Especially in the early stage, it does not cause particular signs or symptoms; when these appear they may include chest pain, palpitations, dizziness, fainting, shortness of breath and reduced resistance to physical exertion.
Treatment and therapy
See also: Drugs for Ventricular Hypertrophy
Just as it happens for our muscles, the phenomenon of left ventricular hypertrophy, secondary to hypertension or duration training is, at least partially, reversible (not always completely because the fibrotic component, typical of IVS of hypertensive origin, regresses with difficulty).
It is therefore essential that the medical treatment of hypertension be started early; better still to intervene in the preventive field, controlling the diet, the level of stress, abolishing smoking and increasing the level of physical activity. In fact, if on the one hand the regression of left ventricular hypertrophy reduces the cardiovascular risk in hypertensive patients, from "Another maintains it at levels that are still higher than those who, despite having high blood pressure, have never suffered from IVS. We must also not overlook the fact that the regression of IVS of hypertensive origin is almost never complete, precisely because of the poor reversibility of the fibrotic component.
In the presence of overt hypertension, therefore, we will intervene with adequate dietary strategies (reduction of salt in the diet) and pharmacological (ACE inhibitors, Angiotensin II receptor antagonists, B-blockers, etc.).

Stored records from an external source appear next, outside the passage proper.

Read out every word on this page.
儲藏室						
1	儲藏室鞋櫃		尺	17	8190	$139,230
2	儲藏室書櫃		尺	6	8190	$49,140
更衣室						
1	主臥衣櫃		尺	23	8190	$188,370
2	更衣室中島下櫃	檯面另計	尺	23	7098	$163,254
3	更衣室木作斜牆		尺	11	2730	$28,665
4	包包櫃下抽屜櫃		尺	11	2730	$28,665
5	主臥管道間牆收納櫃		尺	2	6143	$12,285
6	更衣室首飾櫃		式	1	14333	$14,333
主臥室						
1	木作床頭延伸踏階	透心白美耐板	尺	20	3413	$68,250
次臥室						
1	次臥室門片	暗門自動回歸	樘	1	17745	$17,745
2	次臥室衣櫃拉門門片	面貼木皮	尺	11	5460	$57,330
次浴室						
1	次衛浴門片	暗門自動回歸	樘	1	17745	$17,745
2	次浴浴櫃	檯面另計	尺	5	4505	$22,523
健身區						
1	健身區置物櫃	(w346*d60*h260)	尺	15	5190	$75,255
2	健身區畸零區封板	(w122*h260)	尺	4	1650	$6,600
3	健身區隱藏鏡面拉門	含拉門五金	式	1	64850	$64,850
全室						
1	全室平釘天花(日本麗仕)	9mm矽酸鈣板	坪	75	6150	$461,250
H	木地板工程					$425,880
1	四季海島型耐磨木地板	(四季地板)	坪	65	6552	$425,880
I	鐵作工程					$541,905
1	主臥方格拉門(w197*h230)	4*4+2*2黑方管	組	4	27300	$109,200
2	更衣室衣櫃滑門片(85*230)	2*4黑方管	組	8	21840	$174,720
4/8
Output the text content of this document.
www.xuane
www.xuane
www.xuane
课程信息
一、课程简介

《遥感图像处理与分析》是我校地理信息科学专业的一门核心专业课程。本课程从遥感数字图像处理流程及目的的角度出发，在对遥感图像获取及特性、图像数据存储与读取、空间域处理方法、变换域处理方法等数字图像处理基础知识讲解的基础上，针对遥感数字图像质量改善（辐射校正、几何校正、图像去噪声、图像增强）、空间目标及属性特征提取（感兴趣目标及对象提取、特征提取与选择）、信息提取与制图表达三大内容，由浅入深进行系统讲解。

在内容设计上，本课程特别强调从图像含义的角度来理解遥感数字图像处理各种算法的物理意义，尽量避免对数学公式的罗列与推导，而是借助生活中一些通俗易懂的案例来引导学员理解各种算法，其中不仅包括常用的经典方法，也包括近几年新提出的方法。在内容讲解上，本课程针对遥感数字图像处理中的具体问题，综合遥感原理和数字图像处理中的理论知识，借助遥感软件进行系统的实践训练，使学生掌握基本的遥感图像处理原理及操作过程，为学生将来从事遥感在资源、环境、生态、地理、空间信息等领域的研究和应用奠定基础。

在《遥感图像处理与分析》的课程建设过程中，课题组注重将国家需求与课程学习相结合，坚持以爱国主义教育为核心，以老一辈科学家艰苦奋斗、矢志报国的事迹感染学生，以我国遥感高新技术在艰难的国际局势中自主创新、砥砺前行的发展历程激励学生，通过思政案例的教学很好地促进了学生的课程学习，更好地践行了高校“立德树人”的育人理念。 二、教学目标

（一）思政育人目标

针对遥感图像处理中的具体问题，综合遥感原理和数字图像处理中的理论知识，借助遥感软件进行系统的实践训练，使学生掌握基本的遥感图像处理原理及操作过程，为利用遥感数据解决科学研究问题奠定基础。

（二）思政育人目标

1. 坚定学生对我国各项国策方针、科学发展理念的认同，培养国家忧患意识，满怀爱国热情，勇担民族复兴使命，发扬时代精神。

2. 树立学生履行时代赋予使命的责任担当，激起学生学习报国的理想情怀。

If left ventricular hypertrophy is caused by aortic valve stenosis, surgery may be required to remove it and replace it with one of artificial, animal or human origin. Even in the presence of aortic valve regurgitation, it should be considered. l "surgical repair or replacement.
Role of Sport
With regard to fitness for sports in the presence of left ventricular hypertrophy, the benign origin of the disease must first be assessed, distinguishing it from hypertrophic myocardiopathy (CMI), which represents one of the most common causes of sudden death in young athletes.
The distinction between the two conditions is made by the doctor on the basis of various elements collected during the anamnesis (type of sport practiced, familiarity with the pathology) and the diagnostic tests.
To cite a few examples, an athlete's heart can be distinguished from a heart affected by hypertrophic myocardiopathy by the increase in the ventricular cavity (which can be normal or decreased in the presence of HCM) and by a wall thickness of less than 16 mm (it can be be higher in the presence of CMI).
To confirm his diagnosis, the doctor may request the suspension of the training activity for a few months, in order to assess the degree of reversibility of the left ventricular hypertrophy (if low it is an indication of probable HCM and vice versa).